JustTheFactsMaam wrote:
You can do speed work all year and run pretty well. You will likely find that your performances are consistent and you never really peak and don't improve much year over year. However, if you do base, speed, peak, then back to base, you don't restart back at your previous base level, so each year you improve. Lydiard says it takes 3+ years of this cycle to reach your true ability.
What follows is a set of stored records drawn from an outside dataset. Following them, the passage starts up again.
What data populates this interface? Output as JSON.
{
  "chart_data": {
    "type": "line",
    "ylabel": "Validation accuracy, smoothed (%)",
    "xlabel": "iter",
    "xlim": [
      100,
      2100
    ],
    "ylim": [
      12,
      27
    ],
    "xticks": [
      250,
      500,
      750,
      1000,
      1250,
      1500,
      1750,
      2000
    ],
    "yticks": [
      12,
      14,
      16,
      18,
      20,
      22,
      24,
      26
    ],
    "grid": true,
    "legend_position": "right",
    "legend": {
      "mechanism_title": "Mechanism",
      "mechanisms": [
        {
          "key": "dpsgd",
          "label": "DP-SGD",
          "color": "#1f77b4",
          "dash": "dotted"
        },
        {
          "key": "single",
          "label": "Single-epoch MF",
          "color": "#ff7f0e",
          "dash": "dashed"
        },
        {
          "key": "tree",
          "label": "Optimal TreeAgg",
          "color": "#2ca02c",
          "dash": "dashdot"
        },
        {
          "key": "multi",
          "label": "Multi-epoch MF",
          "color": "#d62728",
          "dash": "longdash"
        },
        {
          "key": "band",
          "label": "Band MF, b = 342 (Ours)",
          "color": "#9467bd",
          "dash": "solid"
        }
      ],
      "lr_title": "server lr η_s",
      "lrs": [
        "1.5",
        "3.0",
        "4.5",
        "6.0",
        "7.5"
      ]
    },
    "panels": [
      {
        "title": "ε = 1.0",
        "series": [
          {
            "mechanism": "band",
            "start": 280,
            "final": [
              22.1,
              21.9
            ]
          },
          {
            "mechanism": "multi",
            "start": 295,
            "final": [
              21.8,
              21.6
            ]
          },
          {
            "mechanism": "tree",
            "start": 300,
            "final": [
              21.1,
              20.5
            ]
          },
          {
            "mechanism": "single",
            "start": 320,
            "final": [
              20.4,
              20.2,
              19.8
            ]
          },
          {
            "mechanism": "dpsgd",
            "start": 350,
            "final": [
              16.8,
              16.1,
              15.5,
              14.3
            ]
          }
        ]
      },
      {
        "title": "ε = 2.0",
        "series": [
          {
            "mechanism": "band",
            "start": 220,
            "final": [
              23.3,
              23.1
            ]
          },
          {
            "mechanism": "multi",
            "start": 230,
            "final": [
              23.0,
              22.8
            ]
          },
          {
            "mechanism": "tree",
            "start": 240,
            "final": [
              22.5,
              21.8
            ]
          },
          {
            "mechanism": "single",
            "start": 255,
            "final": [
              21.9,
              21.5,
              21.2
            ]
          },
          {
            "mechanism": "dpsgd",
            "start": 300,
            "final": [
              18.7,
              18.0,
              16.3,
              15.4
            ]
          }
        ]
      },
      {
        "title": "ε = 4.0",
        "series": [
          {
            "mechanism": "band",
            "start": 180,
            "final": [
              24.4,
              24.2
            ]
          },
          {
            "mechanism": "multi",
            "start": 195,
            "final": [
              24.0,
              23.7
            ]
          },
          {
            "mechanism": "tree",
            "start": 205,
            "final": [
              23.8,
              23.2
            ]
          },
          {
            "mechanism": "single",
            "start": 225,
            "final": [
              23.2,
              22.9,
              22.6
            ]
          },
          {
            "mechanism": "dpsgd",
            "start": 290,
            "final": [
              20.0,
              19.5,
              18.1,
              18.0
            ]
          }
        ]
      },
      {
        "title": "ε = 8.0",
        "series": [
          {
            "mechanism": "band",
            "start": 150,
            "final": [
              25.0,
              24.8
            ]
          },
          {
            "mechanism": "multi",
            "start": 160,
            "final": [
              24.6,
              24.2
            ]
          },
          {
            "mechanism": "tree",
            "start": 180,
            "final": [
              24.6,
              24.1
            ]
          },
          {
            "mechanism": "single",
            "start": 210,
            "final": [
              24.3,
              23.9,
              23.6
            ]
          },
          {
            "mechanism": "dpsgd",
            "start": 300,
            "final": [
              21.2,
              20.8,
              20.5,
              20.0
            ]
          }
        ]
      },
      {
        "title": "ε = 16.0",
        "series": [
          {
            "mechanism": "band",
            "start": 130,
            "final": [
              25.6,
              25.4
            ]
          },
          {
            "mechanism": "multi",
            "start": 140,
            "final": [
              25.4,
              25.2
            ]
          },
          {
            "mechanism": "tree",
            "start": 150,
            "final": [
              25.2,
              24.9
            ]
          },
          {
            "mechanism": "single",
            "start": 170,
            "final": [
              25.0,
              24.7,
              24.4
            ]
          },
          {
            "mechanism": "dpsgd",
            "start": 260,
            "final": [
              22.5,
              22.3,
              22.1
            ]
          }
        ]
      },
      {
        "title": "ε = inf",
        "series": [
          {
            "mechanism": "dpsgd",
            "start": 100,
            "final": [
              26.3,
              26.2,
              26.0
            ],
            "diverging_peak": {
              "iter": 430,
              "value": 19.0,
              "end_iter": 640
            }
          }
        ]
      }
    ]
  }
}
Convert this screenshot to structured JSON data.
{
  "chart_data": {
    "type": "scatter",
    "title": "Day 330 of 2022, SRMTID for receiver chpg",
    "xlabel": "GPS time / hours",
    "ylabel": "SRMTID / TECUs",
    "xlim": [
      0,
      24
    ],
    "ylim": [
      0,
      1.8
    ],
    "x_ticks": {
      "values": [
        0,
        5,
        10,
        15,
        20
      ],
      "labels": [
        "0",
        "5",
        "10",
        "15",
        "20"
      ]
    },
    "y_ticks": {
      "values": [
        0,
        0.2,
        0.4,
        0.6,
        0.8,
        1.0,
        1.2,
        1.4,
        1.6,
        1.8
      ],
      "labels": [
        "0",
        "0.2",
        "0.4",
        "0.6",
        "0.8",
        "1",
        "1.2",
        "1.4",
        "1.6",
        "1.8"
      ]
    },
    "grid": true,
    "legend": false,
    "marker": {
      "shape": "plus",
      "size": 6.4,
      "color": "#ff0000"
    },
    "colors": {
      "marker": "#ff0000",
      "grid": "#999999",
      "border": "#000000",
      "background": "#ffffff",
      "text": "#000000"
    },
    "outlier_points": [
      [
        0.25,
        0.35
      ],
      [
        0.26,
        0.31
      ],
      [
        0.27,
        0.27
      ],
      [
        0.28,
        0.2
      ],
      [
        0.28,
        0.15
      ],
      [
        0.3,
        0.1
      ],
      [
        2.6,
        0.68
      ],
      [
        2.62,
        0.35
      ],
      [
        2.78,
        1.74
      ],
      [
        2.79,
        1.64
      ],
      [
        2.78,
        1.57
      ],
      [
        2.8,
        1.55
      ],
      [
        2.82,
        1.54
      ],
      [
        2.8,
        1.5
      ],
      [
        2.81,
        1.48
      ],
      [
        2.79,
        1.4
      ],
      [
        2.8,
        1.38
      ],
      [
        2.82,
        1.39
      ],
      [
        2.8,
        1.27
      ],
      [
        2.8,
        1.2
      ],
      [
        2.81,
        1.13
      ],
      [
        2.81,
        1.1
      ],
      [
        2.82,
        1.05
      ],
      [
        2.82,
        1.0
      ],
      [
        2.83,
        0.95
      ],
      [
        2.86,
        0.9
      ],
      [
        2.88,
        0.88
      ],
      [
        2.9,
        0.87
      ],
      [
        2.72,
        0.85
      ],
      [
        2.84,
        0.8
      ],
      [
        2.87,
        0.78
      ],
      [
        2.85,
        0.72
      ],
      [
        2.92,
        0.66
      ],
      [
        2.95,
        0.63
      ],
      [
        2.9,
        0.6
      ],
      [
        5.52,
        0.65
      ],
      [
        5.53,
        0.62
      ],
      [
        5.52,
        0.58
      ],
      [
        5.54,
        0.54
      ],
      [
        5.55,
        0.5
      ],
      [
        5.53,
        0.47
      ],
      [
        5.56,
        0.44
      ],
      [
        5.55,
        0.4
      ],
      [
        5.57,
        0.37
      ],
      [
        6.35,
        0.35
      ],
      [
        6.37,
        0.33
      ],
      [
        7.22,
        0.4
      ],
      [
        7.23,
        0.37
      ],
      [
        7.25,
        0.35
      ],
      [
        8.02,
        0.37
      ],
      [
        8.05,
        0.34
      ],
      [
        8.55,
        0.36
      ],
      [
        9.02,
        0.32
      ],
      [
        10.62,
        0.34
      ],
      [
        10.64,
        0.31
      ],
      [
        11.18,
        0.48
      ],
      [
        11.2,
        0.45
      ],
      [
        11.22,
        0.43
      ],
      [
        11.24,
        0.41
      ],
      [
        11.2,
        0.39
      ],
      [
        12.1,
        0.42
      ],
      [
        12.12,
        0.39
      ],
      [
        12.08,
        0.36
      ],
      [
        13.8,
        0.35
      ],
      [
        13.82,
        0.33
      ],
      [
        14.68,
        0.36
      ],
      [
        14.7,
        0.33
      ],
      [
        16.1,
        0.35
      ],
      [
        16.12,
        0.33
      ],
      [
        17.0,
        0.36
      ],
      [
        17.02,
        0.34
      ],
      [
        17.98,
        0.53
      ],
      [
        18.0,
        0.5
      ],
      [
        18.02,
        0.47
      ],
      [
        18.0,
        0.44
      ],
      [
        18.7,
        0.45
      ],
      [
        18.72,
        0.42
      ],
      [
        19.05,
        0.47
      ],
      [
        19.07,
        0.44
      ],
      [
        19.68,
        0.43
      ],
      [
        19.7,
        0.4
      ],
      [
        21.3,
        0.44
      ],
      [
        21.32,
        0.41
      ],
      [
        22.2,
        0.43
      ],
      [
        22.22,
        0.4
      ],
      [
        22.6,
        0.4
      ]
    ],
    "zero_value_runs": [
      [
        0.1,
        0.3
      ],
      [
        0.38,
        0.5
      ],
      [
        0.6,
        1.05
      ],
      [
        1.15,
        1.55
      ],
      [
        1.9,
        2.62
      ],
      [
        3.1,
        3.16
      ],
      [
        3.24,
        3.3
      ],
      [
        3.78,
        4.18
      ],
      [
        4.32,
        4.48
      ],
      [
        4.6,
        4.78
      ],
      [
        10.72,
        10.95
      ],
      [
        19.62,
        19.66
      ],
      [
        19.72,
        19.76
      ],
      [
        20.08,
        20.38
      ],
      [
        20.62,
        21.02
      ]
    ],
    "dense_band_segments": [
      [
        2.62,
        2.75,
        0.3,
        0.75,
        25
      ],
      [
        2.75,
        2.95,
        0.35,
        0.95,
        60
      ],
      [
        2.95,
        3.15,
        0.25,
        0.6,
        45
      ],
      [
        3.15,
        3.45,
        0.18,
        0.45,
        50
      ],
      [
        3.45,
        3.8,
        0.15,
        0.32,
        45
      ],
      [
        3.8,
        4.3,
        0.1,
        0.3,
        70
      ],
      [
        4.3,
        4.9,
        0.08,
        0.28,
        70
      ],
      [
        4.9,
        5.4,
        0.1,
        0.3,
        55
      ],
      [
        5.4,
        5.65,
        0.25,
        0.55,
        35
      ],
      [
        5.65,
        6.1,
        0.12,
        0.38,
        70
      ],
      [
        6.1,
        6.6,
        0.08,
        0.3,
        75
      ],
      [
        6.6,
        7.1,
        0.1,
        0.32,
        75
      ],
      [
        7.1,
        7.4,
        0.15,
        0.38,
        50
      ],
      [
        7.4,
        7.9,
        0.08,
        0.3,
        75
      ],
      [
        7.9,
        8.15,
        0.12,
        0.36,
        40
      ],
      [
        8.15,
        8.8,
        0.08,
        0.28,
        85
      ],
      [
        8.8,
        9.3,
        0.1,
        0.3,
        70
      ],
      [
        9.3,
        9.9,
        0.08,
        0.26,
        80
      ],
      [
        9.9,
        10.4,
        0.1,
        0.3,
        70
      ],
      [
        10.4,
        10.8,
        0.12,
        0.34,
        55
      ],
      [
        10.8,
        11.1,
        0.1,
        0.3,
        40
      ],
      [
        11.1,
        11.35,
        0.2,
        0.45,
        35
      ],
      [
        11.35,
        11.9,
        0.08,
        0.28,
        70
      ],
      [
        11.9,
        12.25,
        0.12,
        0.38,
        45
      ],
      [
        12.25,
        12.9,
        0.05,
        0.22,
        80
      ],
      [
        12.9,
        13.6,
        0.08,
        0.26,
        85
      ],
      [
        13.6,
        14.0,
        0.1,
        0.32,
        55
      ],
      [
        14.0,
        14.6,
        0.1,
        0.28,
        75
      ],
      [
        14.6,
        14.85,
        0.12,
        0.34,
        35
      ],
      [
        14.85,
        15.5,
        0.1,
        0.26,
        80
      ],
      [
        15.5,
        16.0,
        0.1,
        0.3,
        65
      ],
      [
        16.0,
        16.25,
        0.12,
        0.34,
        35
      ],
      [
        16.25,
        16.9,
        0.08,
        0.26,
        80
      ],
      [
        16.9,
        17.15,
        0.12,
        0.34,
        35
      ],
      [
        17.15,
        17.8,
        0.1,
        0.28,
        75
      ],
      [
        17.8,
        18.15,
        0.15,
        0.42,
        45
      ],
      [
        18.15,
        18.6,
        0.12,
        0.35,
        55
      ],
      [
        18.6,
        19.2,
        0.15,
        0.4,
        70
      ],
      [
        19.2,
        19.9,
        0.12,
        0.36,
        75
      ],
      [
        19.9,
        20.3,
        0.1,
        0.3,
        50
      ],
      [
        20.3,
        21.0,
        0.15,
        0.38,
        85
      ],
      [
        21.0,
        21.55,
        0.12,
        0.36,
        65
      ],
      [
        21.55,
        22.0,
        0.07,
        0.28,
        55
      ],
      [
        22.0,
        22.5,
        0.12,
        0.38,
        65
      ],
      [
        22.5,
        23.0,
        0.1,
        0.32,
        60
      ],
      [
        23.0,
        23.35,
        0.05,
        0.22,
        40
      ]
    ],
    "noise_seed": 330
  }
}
I definitely agree with this philosophy for the purposes you outline, but what happens when you are on year 15, and not year 3? When I was in high school and not really running year-round, that was the program-- base, peak, speed, and it worked really well. Kind of the same in college, except running year-round with three distinct championship seasons, and no real time for a proper base phase between indoor and outdoor track. Still, I think the cycle you outline was the guiding philosophy, and as you say, it was great for improvement year to year.
The OP doesn't say what situation he's in, but for me, almost 10 years out of college and with probably 30,000+ miles in the bank, I haven't gotten a lot of benefit from going back to 8-12 week periods of long, slow distance, even after peak races. Honestly, I just get bored. Can't reasonably paced and sensibly designed workouts be part of the year-round running plan, especially for post-college/non-championship caliber runners? No, I'm not PRing at my competitive college distances (everything from 800 to 8k), but I continue to improve my times from 10k up. To me, the best training plan is the one that gets me out the door.